Williams, who has taken a two-and-a-half-year break from acting since she starred in Steven Spielberg’s movie The Fabelmans, disclosed to Deadline that her next project will begin next spring and will see her team up again with network FX.

As we reported yesterday, that project is limited series Dying For Sex, based on the hit Wondery podcast. The drama charts the story of a woman (Williams) diagnosed with metastatic breast cancer who leaves her husband of 15 years and begins to explore her sexuality. She gets the courage and support to go on this adventure from her best friend, who stays by her side all the way to the very end. Writers are Liz Meriwether (The Dropout) and Kim Rosenstock (Only Murders in the Building), and director is Leslye Headland (Acolyte).
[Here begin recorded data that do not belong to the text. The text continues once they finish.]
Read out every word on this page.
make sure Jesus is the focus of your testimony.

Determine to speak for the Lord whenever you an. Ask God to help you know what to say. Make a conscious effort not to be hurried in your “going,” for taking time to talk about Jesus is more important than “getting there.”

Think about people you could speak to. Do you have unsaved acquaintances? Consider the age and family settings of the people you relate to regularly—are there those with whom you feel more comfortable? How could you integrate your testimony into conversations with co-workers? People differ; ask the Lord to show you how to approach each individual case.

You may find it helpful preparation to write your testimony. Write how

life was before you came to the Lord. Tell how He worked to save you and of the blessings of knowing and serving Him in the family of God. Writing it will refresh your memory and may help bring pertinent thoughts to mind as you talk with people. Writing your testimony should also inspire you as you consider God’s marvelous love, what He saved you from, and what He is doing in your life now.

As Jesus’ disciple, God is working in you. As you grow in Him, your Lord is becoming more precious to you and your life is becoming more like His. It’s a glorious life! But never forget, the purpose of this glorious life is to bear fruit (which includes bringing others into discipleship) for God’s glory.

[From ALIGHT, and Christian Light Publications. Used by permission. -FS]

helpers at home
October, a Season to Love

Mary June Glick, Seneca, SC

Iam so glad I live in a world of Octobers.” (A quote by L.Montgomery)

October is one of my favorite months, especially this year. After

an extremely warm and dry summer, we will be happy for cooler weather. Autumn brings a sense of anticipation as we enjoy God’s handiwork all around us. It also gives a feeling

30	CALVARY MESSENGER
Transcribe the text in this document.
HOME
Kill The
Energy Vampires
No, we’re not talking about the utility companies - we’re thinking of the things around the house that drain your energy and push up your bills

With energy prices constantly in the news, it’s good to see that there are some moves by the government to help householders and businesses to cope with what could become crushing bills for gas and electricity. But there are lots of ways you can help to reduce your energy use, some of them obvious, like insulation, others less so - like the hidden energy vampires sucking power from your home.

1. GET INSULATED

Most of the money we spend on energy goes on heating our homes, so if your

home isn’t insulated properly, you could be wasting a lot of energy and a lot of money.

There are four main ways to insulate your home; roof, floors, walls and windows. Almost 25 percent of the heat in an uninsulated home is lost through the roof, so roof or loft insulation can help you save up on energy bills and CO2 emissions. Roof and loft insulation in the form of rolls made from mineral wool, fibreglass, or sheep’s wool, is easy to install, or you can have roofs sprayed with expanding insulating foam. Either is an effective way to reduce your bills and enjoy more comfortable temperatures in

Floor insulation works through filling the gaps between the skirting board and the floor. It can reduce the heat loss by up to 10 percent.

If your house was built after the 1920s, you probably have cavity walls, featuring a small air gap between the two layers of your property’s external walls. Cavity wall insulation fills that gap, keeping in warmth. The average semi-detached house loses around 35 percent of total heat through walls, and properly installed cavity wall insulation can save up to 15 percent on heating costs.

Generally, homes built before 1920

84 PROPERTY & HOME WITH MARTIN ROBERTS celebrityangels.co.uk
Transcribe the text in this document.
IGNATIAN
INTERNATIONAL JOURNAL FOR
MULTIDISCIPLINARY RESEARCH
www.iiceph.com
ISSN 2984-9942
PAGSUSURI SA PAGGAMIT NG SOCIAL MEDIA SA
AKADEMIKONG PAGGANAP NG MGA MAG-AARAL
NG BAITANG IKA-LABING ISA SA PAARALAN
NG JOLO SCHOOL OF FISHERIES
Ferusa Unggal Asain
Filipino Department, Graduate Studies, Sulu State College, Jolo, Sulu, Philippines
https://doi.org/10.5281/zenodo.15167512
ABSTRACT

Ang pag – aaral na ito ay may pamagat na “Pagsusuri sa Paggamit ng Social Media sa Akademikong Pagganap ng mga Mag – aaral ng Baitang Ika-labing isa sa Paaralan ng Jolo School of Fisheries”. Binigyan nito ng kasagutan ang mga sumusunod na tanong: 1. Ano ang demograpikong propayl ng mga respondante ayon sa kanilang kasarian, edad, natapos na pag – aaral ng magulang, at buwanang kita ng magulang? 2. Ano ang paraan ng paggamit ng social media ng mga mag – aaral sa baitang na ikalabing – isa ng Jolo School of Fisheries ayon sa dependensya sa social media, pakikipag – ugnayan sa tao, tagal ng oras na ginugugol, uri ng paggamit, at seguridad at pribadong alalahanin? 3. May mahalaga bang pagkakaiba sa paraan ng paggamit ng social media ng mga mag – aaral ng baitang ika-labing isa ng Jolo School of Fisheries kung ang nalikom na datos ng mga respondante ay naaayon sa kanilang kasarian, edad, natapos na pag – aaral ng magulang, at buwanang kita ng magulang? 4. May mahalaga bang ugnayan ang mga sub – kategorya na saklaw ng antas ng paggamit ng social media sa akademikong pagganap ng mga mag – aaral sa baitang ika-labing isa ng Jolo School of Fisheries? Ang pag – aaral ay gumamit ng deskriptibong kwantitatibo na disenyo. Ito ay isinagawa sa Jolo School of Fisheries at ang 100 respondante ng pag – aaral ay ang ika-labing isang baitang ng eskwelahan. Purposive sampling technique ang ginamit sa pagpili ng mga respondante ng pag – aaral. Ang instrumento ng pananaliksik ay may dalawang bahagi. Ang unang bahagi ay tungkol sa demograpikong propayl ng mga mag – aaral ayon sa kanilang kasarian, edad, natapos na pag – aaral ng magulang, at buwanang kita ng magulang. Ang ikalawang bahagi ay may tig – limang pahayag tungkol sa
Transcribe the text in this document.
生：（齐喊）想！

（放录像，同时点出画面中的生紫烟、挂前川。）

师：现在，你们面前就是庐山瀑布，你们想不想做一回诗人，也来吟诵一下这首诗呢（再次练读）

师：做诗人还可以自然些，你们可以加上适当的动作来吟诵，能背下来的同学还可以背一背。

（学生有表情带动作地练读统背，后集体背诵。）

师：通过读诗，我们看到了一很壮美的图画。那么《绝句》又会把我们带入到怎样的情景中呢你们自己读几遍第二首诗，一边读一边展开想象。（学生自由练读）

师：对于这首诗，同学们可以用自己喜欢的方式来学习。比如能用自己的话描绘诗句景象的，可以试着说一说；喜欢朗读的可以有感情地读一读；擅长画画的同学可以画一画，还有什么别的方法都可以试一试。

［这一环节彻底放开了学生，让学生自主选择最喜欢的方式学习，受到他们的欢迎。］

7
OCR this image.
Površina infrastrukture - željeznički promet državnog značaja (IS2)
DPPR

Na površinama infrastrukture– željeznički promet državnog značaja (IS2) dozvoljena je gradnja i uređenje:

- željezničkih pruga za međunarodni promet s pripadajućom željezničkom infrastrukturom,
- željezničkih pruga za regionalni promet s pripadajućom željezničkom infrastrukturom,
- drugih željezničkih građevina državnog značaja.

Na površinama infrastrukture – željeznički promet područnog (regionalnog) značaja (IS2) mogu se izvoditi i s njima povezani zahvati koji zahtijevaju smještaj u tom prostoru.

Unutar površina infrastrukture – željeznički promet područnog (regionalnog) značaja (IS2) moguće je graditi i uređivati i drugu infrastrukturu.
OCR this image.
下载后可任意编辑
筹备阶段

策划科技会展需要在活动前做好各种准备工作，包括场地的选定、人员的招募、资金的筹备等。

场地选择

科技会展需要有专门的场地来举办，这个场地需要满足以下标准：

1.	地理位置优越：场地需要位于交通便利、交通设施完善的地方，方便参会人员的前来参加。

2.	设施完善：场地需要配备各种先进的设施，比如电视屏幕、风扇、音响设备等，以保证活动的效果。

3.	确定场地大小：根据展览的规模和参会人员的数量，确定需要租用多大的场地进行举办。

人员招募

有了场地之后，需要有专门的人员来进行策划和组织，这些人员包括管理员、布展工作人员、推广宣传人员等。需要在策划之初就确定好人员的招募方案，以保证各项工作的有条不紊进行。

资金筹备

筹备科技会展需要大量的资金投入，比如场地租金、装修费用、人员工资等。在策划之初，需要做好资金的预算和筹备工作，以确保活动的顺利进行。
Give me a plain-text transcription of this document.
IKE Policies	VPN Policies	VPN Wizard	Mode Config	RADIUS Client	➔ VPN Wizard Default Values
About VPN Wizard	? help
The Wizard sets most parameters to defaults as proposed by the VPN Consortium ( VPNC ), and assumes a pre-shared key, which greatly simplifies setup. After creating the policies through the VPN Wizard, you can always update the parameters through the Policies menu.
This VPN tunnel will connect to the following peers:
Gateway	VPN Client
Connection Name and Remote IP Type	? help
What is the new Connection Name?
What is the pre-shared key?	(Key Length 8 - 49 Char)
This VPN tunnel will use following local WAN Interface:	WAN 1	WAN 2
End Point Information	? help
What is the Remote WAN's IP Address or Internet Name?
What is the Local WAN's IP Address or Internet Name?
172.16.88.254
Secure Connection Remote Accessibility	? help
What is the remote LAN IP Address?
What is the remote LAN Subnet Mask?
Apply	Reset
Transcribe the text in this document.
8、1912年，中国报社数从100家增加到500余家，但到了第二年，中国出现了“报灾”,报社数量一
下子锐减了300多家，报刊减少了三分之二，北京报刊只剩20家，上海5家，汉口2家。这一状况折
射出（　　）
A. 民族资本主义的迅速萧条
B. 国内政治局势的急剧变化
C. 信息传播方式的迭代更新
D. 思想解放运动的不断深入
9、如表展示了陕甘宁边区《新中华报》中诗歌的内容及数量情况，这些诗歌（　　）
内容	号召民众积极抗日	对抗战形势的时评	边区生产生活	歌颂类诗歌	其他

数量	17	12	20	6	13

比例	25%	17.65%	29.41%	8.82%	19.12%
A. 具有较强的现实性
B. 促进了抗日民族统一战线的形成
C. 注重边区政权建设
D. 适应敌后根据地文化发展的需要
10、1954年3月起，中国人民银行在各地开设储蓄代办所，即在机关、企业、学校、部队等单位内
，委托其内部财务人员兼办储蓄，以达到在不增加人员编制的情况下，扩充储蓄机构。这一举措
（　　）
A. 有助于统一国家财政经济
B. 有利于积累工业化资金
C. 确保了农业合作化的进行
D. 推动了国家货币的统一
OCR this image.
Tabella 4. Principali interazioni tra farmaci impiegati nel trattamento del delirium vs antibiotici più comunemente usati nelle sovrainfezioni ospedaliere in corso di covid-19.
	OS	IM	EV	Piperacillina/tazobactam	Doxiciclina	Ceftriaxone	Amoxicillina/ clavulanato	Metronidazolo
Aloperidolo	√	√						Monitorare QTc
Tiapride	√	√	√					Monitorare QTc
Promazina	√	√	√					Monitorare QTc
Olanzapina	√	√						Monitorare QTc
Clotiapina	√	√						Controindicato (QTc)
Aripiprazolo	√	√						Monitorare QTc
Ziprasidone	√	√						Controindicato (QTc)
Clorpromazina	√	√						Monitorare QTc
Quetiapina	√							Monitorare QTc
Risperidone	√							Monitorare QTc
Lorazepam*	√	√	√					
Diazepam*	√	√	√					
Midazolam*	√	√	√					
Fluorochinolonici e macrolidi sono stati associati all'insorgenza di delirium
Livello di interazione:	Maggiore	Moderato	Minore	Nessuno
“It has been a while since I worked,” explained Williams. “I have three children at home. It takes just the right project to lure me away but after two and a half years I’m going back to work in the spring to make a limited series for FX where I made Fosse/Verdon [Williams’ performance scored her Emmy, Golden Globe and SAG wins] and I had such a special time. I’m really looking forward to going back to somewhere that feels like a creative home for me and where they support me, they believe in me, they listen to me and make room for me. I’m so happy to be able to return there.”

“It’s a very female-led story with a female-led cast and crew,” she added.

Williams is known for her memorable portrayals of emotional resilience and highly sensitive characters, often in cerebral and critically acclaimed movies and series. The actress says her life choices and her investment in cinema in her teenage years was fundamental to informing who she has become.

“I actually grew up in a very non-traditional way. I left formal schooling at 15. I started working as a child as an emancipated minor. My way into film was askew. I sort of learnt on the ground. I think people can relate to that. My training was listening, watching people on the subway, cinema was my teacher. I barely went to high-school and didn’t go to college. I watched movies and they taught me how to be human. They were my family. I left a family structure very young. I watched these people [on screen] and decided who I wanted to be, how I wanted to live and the type of work I wanted to make.”